Un día nos marcharemos. Feacia espera, con la promesa de ser como la Tierra. ¿Miente? ¿Cuánto echaremos de menos este mundo de penurias y de triunfos? Cuatro ithagene esperaban en el extremo del sendero. Usaban cota de malla y sus filosas alabardas ganchudas relucían. Constituían una guardia de honor, o eso pensó Aliyat. Respetuosos, se dividieron para precederla y seguirla por el sinuoso camino que cruzaba la pared del fiordo y llegaba al río. En el muelle flotante, el enviado aguardaba en la nave que los había traído. Larga y grácilmente curvada en la proa y la popa, se parecía poco a las dos embarcaciones de construcción humana amarradas allí cerca. Pero tampoco había remeros, ni los mástiles tenían velas. Se valía de un generoso obsequio de los terrícolas, un motor confeccionado por los robots fabricantes. Constantes suministros de combustible lo mantenían en marcha.

Los humanos a menudo se preguntaban qué le estaban haciendo a esa civilización, para bien o para mal, y en última instancia, a ese mundo.

Aliyat reconoció a S'saa. No podía pronunciarlo mejor. Hizo lo posible con una frase que en Hestia interpretaban como un saludo formal y una plegaria. «Lo» respondió de la misma manera. («Lo, le, la»: ¿ Qué se podía hacer cuando había tres sexos y ninguno se correspondía exactamente con el masculino, el femenino y el neutro, y el idioma carecía de géneros?) Ella y su escolta abordaron la nave, un tripulante la apartó del muelle, otro cogió el timón, el motor ronroneó y avanzaron corriente arriba.

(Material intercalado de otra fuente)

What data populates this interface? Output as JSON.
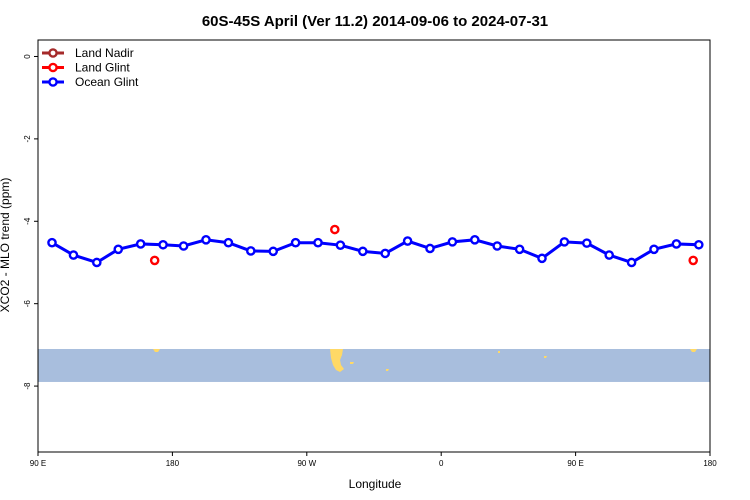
{
  "chart_data": {
    "type": "line",
    "title": "60S-45S April (Ver 11.2)   2014-09-06 to 2024-07-31",
    "xlabel": "Longitude",
    "ylabel": "XCO2 - MLO trend (ppm)",
    "xlim": [
      0,
      360
    ],
    "ylim": [
      -9.6,
      0.4
    ],
    "x_ticks": [
      0,
      72,
      144,
      216,
      288,
      360
    ],
    "x_tick_labels": [
      "90 E",
      "180",
      "90 W",
      "0",
      "90 E",
      "180"
    ],
    "y_ticks": [
      0,
      -2,
      -4,
      -6,
      -8
    ],
    "y_tick_labels": [
      "0",
      "-2",
      "-4",
      "-6",
      "-8"
    ],
    "grid": false,
    "legend_position": "top-left",
    "series": [
      {
        "name": "Land Nadir",
        "color": "#a52a2a",
        "x": [],
        "y": []
      },
      {
        "name": "Land Glint",
        "color": "#ff0000",
        "style": "points",
        "x": [
          62.5,
          159,
          351
        ],
        "y": [
          -4.95,
          -4.2,
          -4.95
        ]
      },
      {
        "name": "Ocean Glint",
        "color": "#0000ff",
        "style": "line+points",
        "x": [
          7.5,
          19,
          31.5,
          43,
          55,
          67,
          78,
          90,
          102,
          114,
          126,
          138,
          150,
          162,
          174,
          186,
          198,
          210,
          222,
          234,
          246,
          258,
          270,
          282,
          294,
          306,
          318,
          330,
          342,
          354
        ],
        "y": [
          -4.52,
          -4.82,
          -5.0,
          -4.68,
          -4.55,
          -4.57,
          -4.6,
          -4.45,
          -4.52,
          -4.72,
          -4.73,
          -4.52,
          -4.52,
          -4.58,
          -4.73,
          -4.78,
          -4.48,
          -4.66,
          -4.5,
          -4.45,
          -4.6,
          -4.68,
          -4.9,
          -4.5,
          -4.53,
          -4.82,
          -5.0,
          -4.68,
          -4.55,
          -4.57
        ]
      }
    ],
    "map_strip": {
      "y_range": [
        -7.9,
        -7.1
      ],
      "ocean_color": "#a8bedd",
      "land_color": "#ffd966"
    }
  }
}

—¿Me puedes contar ahora que deseáis? —preguntó Aliyat.

—El problema es demasiado grave para mencionarlo en otra parte que no sea el Halidom —respondió S'saa—. Cantaremos sobre él.

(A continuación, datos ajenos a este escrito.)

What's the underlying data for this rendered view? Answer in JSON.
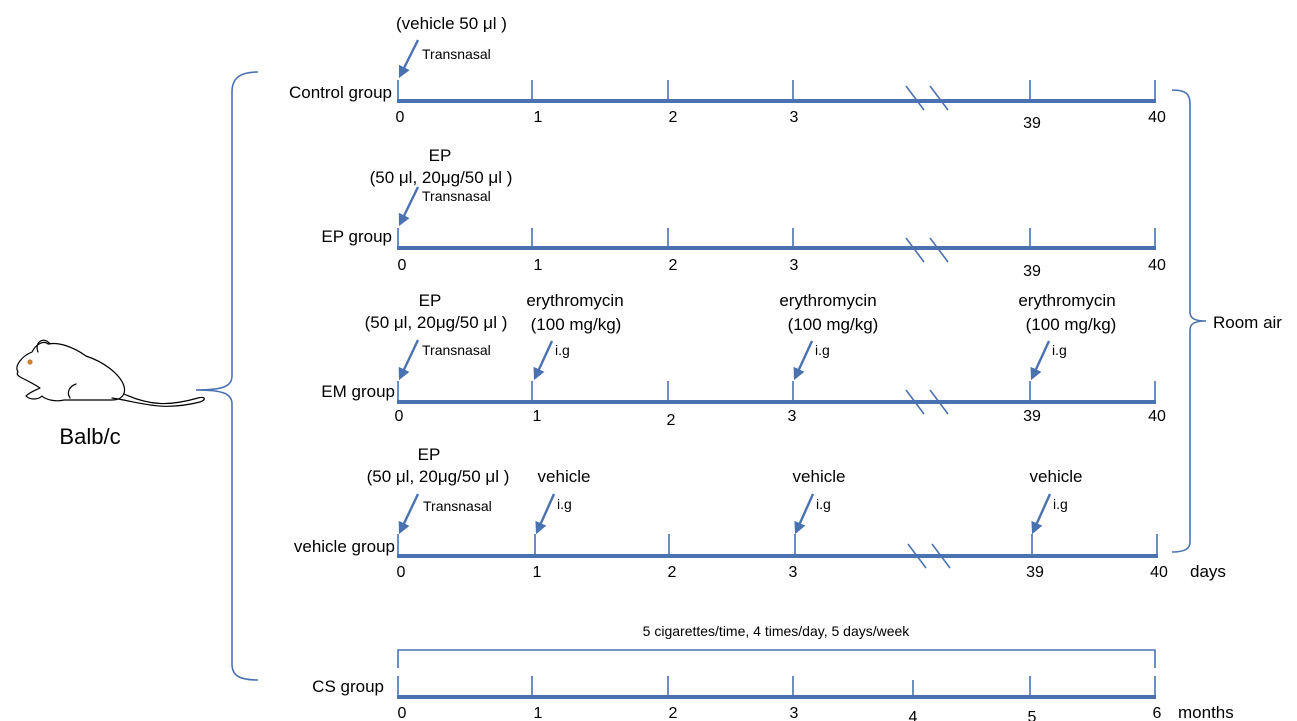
{
  "colors": {
    "line": "#4a72b0",
    "text": "#000000"
  },
  "animal": {
    "icon": "mouse-icon",
    "label": "Balb/c"
  },
  "side_label": "Room air",
  "rows": [
    {
      "id": "control",
      "group_label": "Control group",
      "ticks": [
        "0",
        "1",
        "2",
        "3",
        "39",
        "40"
      ],
      "unit": "",
      "start": {
        "lines": [
          "(vehicle 50 μl )"
        ],
        "route": "Transnasal"
      },
      "doses": []
    },
    {
      "id": "ep",
      "group_label": "EP group",
      "ticks": [
        "0",
        "1",
        "2",
        "3",
        "39",
        "40"
      ],
      "unit": "",
      "start": {
        "lines": [
          "EP",
          "(50 μl, 20μg/50 μl )"
        ],
        "route": "Transnasal"
      },
      "doses": []
    },
    {
      "id": "em",
      "group_label": "EM group",
      "ticks": [
        "0",
        "1",
        "2",
        "3",
        "39",
        "40"
      ],
      "unit": "",
      "start": {
        "lines": [
          "EP",
          "(50 μl, 20μg/50 μl )"
        ],
        "route": "Transnasal"
      },
      "doses": [
        {
          "lines": [
            "erythromycin",
            "(100 mg/kg)"
          ],
          "route": "i.g"
        },
        {
          "lines": [
            "erythromycin",
            "(100 mg/kg)"
          ],
          "route": "i.g"
        },
        {
          "lines": [
            "erythromycin",
            "(100 mg/kg)"
          ],
          "route": "i.g"
        }
      ]
    },
    {
      "id": "vehicle",
      "group_label": "vehicle group",
      "ticks": [
        "0",
        "1",
        "2",
        "3",
        "39",
        "40"
      ],
      "unit": "days",
      "start": {
        "lines": [
          "EP",
          "(50 μl, 20μg/50 μl )"
        ],
        "route": "Transnasal"
      },
      "doses": [
        {
          "lines": [
            "vehicle"
          ],
          "route": "i.g"
        },
        {
          "lines": [
            "vehicle"
          ],
          "route": "i.g"
        },
        {
          "lines": [
            "vehicle"
          ],
          "route": "i.g"
        }
      ]
    },
    {
      "id": "cs",
      "group_label": "CS group",
      "ticks": [
        "0",
        "1",
        "2",
        "3",
        "4",
        "5",
        "6"
      ],
      "unit": "months",
      "exposure": "5 cigarettes/time, 4 times/day, 5 days/week"
    }
  ]
}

Notas aguzadas para fijar un tono emocional, para preparar el cuerpo y la mente. Aliyat oía angustia, furia, temor, desconcierto, determinación. Sin duda perdía muchos matices, pero en los dos últimos años había empezado a comprender y sentir esa música, de un modo en que no había comprendido muchas músicas terrícolas. Peregrino y Macandal estaban experimentando con adaptaciones de los sonidos, componiendo canciones de sereno e inquietante poder.

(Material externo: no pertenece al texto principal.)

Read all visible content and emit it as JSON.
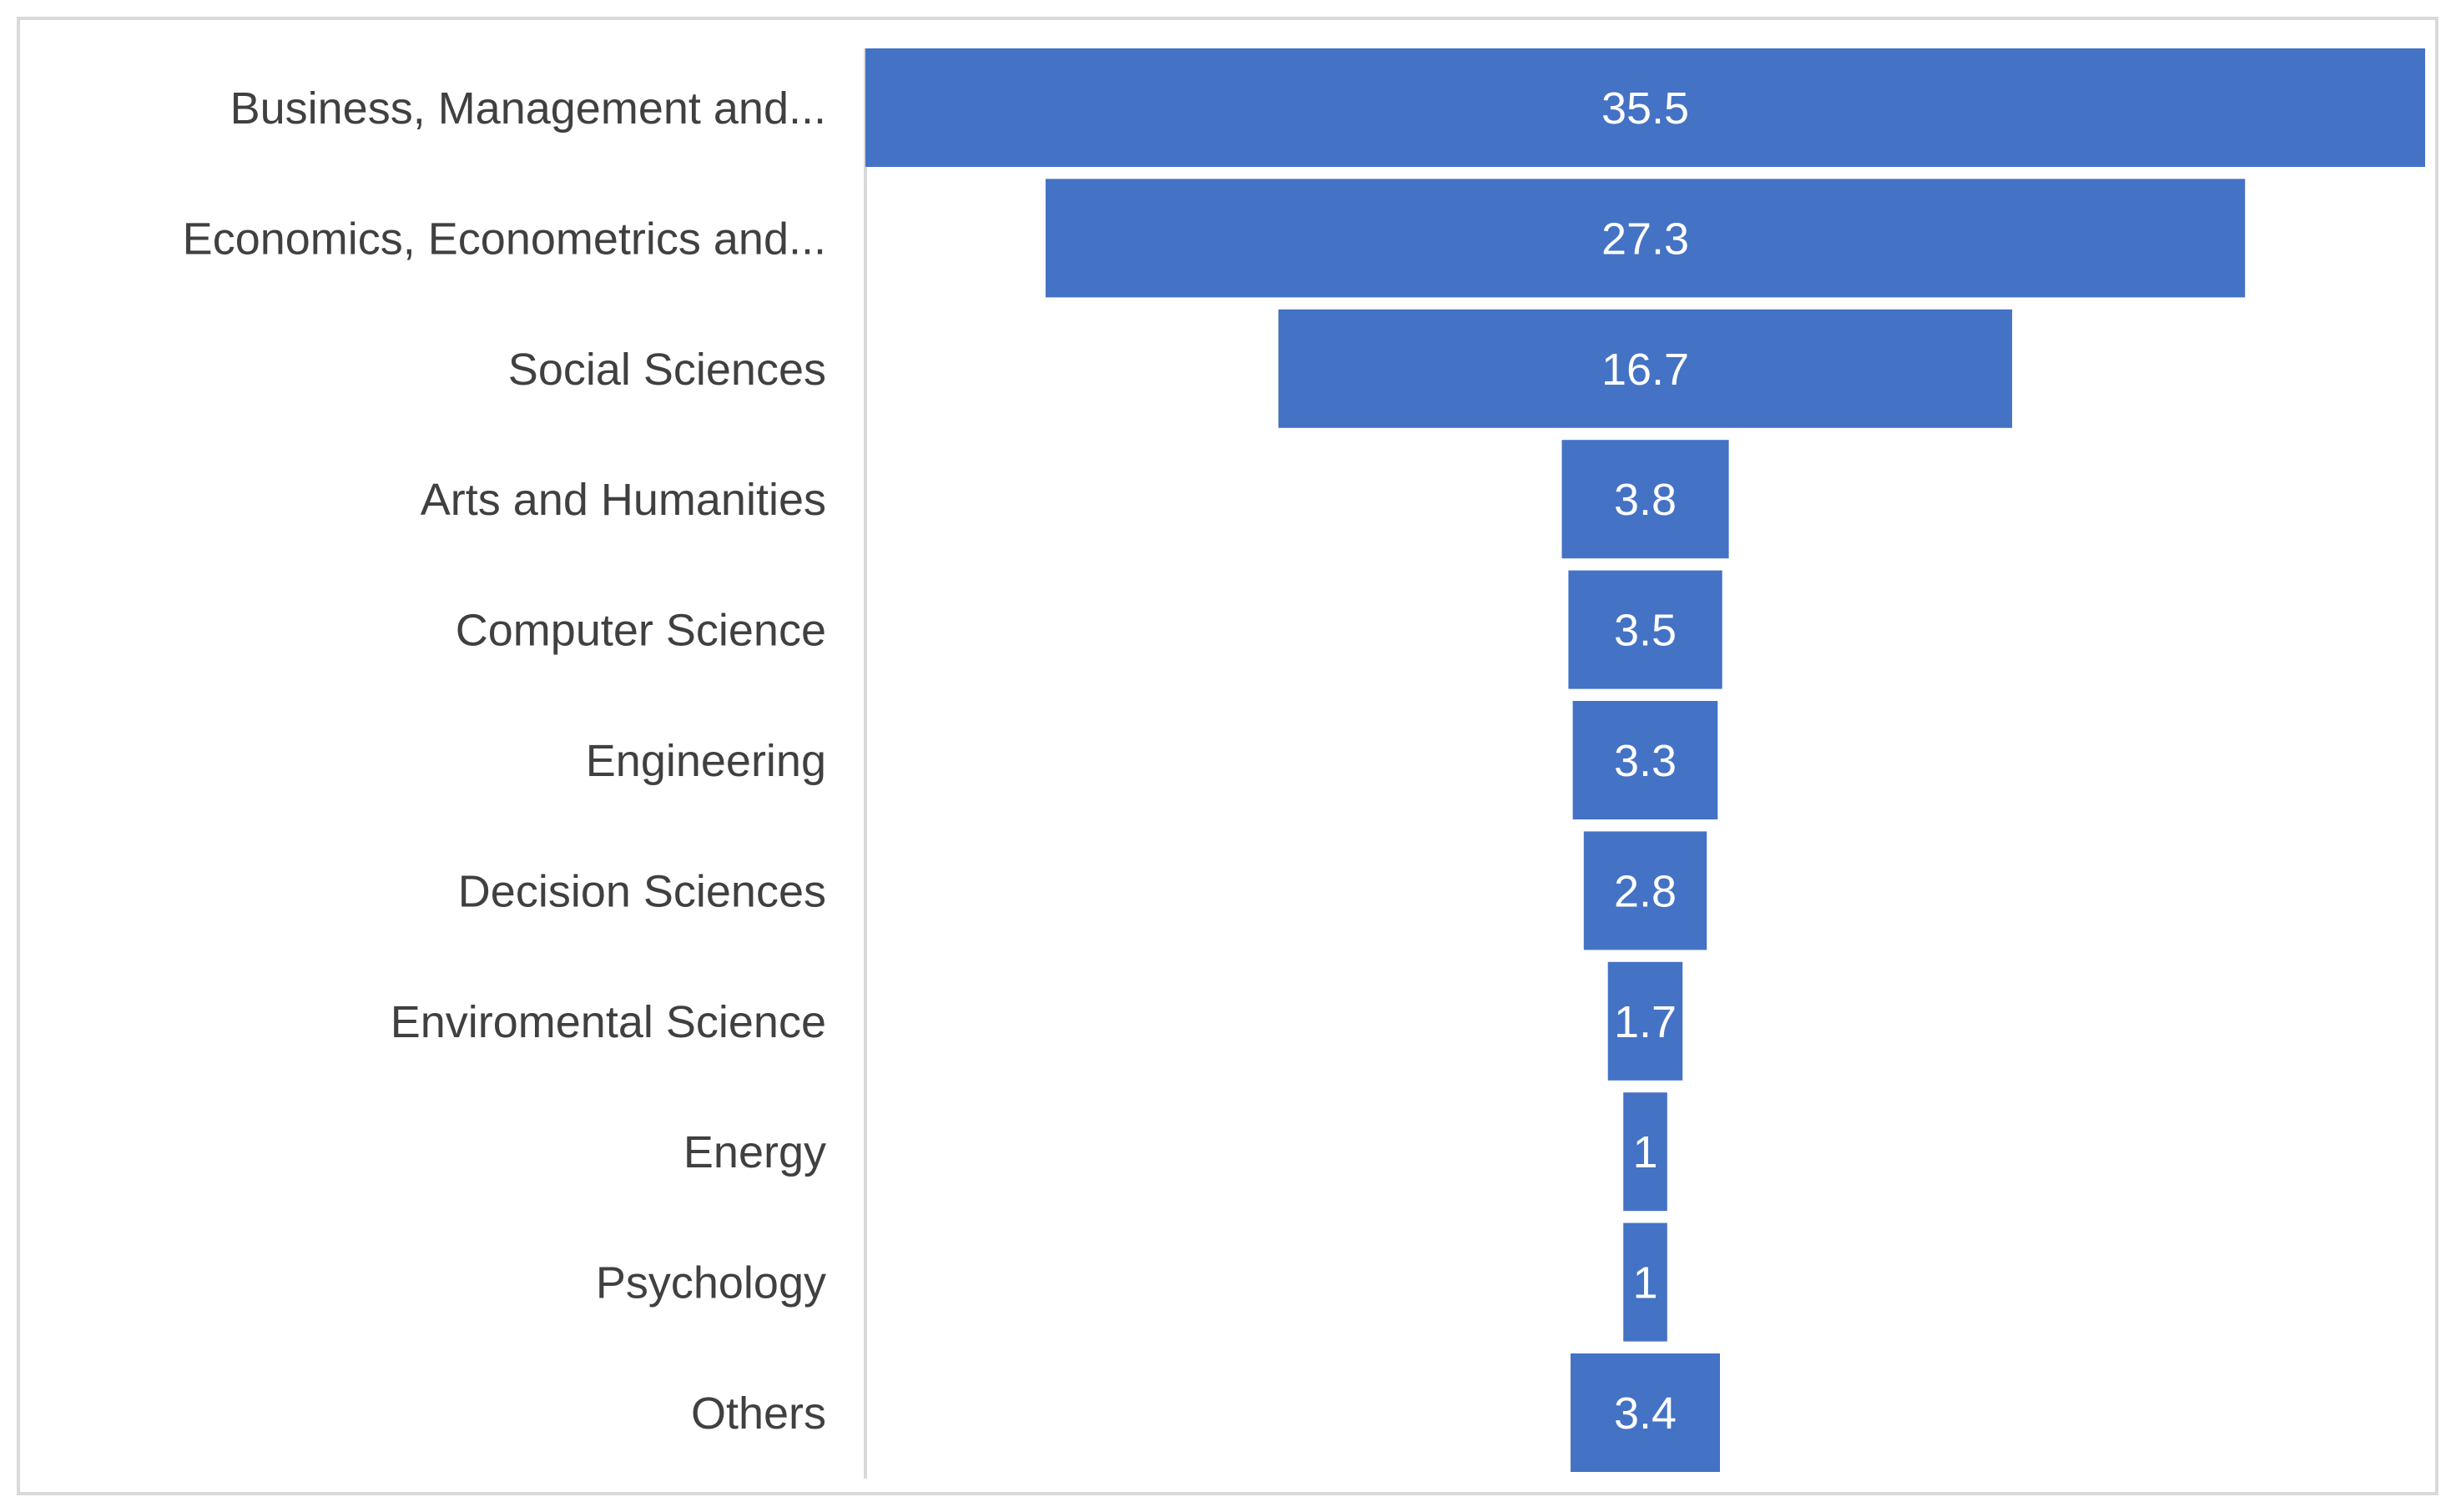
{
  "chart_data": {
    "type": "bar",
    "orientation": "horizontal",
    "style": "funnel",
    "categories": [
      "Business, Management and...",
      "Economics, Econometrics and...",
      "Social Sciences",
      "Arts and Humanities",
      "Computer Science",
      "Engineering",
      "Decision Sciences",
      "Enviromental Science",
      "Energy",
      "Psychology",
      "Others"
    ],
    "values": [
      35.5,
      27.3,
      16.7,
      3.8,
      3.5,
      3.3,
      2.8,
      1.7,
      1,
      1,
      3.4
    ],
    "title": "",
    "xlabel": "",
    "ylabel": "",
    "xlim": [
      0,
      35.5
    ],
    "grid": false,
    "legend": "none",
    "data_labels": true
  },
  "colors": {
    "bar": "#4472c4",
    "bar_label": "#ffffff",
    "category_label": "#404040",
    "axis_line": "#d9d9d9",
    "frame": "#d9d9d9"
  }
}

Nadie hubiera pensado que esos seres fueran artistas. Torsos de tonel, algunos con ciento cincuenta centímetros de altura sobre cuatro piernas regordetas, cubiertas con escarnas pardas y correosas que se podían levantar para mostrar una suave superficie rosada destinada a la entrada de fluidos, la excreción, la sensación; no tenían cabeza, sino un bulto arriba, con una boca bajo una escama y cuatro tallos ópticos retráctiles; debajo cuatro tentáculos, cada cual terminado en cuatro dígitos, que se podían endurecer a voluntad. ¿Pero no parecería repulsivo un cuerpo tan exento de escamas como un cadáver desollado? Los humanos tomaban la precaución de andar totalmente vestidos entre los habitantes de Xenogea.